Report of the Committee of Eight.
This report on history in the elementary grades has been prepared by a committee of the American Historical Association, Professor James A. James, of Northwestern University, chairman, and will be published this fall by “Scribner’s.” The work for each of the eight grades is treated in detailed topics accompanied by reading lists for teachers and for pupils. The object of the course for the first two grades is “to give the child an impression of primitive life and an appreciation of public holidays.” Grade three deals with Heroes of Other Times, Columbus, and the Indians. In the fourth and fifth grades emphasis is placed on Historical Scenes and Persons in American History. The object sought in grade six is to impress on the child’s mind that “the beginnings of American ways of living are to be sought far back in the story of the world.” The topics, therefore, seek to bring out the contributions made by Greeks, Romans, and the people of medieval Europe, especially England, closing with the defeat of the Spanish Armada. The seventh grade topics deal with the exploration and settlement of North America and the growth of the colonies to 1763. The eighth grade topics bring United States history down to the present time, and suggest subjects for supplementary talks on European history.
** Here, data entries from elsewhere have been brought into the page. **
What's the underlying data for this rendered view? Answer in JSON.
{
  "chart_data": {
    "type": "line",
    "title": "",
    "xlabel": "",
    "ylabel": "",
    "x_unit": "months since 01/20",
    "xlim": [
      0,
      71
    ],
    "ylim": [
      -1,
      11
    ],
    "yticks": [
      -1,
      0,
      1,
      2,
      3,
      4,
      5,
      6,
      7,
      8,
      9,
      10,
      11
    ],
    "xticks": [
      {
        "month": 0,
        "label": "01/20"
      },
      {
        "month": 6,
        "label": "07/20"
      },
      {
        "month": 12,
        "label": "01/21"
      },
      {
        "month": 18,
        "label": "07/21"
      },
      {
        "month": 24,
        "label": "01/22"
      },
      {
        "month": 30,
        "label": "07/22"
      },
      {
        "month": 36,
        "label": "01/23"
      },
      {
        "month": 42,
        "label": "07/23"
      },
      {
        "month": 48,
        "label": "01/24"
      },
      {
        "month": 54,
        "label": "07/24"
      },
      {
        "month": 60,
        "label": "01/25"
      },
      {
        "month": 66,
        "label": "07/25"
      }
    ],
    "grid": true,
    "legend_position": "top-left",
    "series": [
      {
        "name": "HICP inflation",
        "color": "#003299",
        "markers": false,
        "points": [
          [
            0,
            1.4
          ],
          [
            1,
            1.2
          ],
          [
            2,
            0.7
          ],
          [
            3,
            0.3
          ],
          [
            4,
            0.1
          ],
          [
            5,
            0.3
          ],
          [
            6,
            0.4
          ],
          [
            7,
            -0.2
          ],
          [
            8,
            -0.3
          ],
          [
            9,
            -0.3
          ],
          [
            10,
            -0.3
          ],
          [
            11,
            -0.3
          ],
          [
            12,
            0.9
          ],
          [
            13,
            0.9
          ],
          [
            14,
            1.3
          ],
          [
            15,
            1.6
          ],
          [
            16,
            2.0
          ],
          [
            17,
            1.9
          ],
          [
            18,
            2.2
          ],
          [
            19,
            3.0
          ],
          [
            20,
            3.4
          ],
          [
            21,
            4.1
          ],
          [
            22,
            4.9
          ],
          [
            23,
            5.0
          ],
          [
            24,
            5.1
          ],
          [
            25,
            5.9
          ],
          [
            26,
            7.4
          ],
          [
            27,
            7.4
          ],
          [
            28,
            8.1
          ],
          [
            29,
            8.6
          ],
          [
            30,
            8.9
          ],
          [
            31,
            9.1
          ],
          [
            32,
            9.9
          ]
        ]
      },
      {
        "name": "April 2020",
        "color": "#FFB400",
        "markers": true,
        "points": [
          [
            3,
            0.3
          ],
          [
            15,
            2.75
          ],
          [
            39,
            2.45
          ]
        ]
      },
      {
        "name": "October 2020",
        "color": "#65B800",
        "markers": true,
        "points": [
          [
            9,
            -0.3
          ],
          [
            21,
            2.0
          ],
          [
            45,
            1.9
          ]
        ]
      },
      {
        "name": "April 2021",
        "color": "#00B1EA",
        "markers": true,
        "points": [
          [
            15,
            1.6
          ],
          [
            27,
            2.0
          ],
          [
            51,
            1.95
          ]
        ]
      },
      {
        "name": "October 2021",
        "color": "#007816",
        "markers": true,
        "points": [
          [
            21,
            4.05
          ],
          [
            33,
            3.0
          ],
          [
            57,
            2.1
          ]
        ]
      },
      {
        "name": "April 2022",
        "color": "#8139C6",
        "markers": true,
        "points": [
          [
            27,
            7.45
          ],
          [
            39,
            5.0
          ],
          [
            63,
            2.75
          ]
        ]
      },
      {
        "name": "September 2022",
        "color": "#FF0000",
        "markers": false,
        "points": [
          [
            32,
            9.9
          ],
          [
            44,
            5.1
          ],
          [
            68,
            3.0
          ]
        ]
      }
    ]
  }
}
The report also contains a chapter on Methods, an “Outline for Teaching the Development of a Constitutional Government in the Eighth Grade in Three Lessons of Forty Minutes Each,” contributed by Miss Blanche A. Cheney, of the Lowell, Mass., State Normal School; an “Outline for Teaching the Birth of the German Nation in the Eighth Grade,” by Miss Blanche E. Hazard, of the Brockton, Mass., High School; an article on elementary civics, and appendices on history teaching in German, French and English elementary schools.
The subject of history in the elementary grades has also been treated in a stimulating manner in a course prepared by Superintendent W. F. Gordy for the schools of Springfield, Mass. The work is here outlined for nine grades, the last being devoted to English history as related to the history of our own country.